Dive into some housing trends and statistics to see if this is a good time to buy or sell.
For 62 straight months, the housing market prices have increased. With all the talk about the real estate market and the dreaded words " real estate bubble", we wanted to take a dive into the economic and housing statistics and trends.
Buying and selling your home is a BIG decision. Timing can be stressful and the unpredictable market can make it difficult to take the plunge of either buying or selling your home.
We have turned to the California Association of Realtors to get their predictions of the housing market in California and some facts on the previous pre-recession housing bubble and today's market.
The median home value in Ventura County is $562,400, that is an increase of 5% from the previous year. Economist predicts a 4% increase in 2018 and a 2.5% in 2019.
The market is seeing all-time highs for prices but the difference between now and pre-recession is that we are seeing the housing market increasing but at a much slower and "normal" pace. From a historical standpoint, this could be considered “normal” growth. When looking back 30 years or so, home prices in the United States tend to rise by about 3% to 4% annually — despite the occasional bubble or bust. This 4% and 2.5% is a drastic difference from 2013 when home prices rose 40% compared to prices in 2012.
How is this different from the pre-recession market?
According to senior economist Oscar Wei, with the California Association of Realtors, there is a drastic difference between the housing market now and the housing market in 2006.
- In California as a whole, 43 percent of borrowers had second mortgages in 2006, vs. 4.8 percent last year.
- California’s median down payment was 11.8 percent of the purchase price in 2006, vs. 18.6 percent last year.
- In 2007, Los Angeles County and Orange County had an 11 and half month supply of homes for sale in the Spring, compared to only 4 months this year. A "balanced" real estate market is estimated to have a 6 month supply, meaning it's still a buyer's market.
As a whole, the economy, low unemployment rate, and low-interest rates are keeping our housing market increasing. Lenders were more relaxed in 2006, providing home loans that customers could not pay back. With the tighter restrictions, homeowners are getting into homes that they can afford.
In California, 39,4000 homes new and resale homes closed escrow in July of 2017. This number is 4% less than home sales the previous year in July. With the housing shortage in California, we are seeing more renters now than 30 years ago. More families are looking outside of their inner city to find affordable housing, making other cities in California more desirable as they improve.

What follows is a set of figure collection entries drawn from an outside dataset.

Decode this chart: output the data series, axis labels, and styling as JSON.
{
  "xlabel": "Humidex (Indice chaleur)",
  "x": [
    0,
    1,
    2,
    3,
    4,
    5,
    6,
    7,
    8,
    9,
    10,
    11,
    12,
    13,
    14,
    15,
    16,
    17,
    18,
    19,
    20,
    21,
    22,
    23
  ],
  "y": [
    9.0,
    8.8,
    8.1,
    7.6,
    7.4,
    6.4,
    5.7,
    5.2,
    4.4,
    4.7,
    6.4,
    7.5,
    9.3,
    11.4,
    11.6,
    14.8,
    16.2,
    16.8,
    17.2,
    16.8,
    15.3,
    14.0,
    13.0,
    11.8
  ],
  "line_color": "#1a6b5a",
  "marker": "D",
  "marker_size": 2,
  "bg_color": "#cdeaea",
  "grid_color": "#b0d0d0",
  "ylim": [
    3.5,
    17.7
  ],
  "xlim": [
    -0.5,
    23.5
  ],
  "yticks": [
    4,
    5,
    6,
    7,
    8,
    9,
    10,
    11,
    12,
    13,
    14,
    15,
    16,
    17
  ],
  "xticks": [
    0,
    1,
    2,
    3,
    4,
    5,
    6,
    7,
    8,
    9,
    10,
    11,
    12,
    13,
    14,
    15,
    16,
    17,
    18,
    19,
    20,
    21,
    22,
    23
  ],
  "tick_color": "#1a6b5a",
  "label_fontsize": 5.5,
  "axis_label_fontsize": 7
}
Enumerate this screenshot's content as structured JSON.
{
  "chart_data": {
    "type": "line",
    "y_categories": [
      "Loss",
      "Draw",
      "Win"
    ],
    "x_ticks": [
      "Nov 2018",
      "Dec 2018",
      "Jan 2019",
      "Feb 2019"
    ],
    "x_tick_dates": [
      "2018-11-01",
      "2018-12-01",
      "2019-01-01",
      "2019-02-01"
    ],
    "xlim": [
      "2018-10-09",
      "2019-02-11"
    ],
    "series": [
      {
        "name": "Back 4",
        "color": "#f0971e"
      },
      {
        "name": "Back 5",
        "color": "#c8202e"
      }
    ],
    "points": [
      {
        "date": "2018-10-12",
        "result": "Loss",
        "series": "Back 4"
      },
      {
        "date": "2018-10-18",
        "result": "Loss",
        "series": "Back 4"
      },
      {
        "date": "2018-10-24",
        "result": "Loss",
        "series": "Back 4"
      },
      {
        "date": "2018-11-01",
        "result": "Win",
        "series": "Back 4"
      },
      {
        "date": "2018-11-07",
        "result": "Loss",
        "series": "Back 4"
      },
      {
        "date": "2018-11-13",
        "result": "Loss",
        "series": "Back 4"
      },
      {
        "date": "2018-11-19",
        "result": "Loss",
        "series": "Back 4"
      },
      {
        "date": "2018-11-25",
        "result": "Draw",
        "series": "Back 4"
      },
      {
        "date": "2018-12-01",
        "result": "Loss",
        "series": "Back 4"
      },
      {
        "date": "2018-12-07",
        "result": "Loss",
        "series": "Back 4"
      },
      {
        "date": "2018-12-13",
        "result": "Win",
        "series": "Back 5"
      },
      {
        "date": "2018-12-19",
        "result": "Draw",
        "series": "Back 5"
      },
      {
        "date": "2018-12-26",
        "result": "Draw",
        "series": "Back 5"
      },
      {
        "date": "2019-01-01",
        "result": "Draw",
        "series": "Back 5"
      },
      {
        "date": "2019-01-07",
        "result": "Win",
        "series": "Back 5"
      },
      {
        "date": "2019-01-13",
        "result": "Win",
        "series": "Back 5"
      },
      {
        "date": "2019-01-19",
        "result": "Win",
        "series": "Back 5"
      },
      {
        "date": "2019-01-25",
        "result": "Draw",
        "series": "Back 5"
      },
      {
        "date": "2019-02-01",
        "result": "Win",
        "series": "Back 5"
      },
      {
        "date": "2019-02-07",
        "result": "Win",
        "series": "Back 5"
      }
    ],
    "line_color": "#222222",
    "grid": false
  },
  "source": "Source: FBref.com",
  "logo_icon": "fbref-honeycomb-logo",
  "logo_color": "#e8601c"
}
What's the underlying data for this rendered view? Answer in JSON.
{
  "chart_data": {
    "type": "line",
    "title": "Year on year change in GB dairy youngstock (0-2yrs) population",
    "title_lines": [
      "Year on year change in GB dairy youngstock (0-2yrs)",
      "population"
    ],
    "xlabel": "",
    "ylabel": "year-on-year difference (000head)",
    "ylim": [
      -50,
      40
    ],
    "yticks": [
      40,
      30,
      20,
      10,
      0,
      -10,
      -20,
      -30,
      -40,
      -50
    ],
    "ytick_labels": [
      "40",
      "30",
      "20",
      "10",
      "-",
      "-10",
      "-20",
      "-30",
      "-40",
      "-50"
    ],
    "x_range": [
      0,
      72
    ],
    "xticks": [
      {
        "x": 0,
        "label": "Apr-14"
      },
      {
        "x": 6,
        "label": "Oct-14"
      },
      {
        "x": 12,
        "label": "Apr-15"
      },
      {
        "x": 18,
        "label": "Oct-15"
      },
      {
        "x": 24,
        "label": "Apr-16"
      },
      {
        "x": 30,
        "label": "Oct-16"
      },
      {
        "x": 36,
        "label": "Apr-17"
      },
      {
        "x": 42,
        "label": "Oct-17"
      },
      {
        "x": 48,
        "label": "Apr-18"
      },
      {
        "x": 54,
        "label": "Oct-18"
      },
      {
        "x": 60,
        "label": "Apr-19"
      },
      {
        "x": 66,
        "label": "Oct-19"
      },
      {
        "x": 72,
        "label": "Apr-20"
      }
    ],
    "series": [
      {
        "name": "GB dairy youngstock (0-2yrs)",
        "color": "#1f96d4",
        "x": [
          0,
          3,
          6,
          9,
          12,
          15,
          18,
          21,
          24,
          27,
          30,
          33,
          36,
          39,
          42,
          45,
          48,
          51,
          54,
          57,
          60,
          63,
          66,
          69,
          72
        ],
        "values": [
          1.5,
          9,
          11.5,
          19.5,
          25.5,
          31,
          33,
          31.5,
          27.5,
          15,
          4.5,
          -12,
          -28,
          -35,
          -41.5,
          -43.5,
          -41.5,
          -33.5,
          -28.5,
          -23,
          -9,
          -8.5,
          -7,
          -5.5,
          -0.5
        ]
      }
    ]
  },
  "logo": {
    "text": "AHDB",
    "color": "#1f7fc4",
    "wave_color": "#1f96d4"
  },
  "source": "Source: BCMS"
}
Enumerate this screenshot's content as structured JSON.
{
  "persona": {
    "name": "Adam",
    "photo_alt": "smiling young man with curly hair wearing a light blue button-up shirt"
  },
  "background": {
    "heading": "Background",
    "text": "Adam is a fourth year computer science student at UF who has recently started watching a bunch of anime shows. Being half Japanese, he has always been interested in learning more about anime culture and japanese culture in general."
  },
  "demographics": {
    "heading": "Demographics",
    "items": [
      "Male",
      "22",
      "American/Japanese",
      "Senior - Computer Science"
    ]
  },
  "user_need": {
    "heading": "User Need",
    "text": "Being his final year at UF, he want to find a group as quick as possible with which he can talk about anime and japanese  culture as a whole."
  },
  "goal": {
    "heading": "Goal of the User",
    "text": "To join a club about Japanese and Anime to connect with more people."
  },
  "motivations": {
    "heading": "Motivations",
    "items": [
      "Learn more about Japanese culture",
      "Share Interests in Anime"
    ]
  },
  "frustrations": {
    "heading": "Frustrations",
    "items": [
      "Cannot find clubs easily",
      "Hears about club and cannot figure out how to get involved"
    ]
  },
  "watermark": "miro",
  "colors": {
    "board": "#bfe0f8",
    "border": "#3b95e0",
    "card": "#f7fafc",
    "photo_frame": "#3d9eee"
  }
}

What are Boomerang Buyers?
In 2010, we saw record levels of people losing their homes due to foreclosures, short sales or other financial burdens. About 6 million people, over the next 5 years will be eligible to purchase a home again due to their delinquency falling off their credit. These buyers are called "Boomerang Buyers" because they are ready to jump back into the market. These buyers are going to keep the housing market tight and competitive.
What has this housing market done for Califonia?
According to gordcollins.com, who specializes in real estate forecasts, California is the best place to invest in real estate. The main reason is for the price to rent ratio. With the beautiful weather, abundant and growing employment, California may just be the best place to take that real estate dive and make that investment.
Unfortunately, we don't have a magic wand to foresee the future but we hope some of this valuable information can help you make decisions if you are thinking about jumping into this real estate market or cashing out.
Disclaimer: This article contains 2017 to 2018 housing market forecasts for California. This information was gathered from third-party data providers and forecasters not associated with our company. We have presented it here as an educational service to our readers.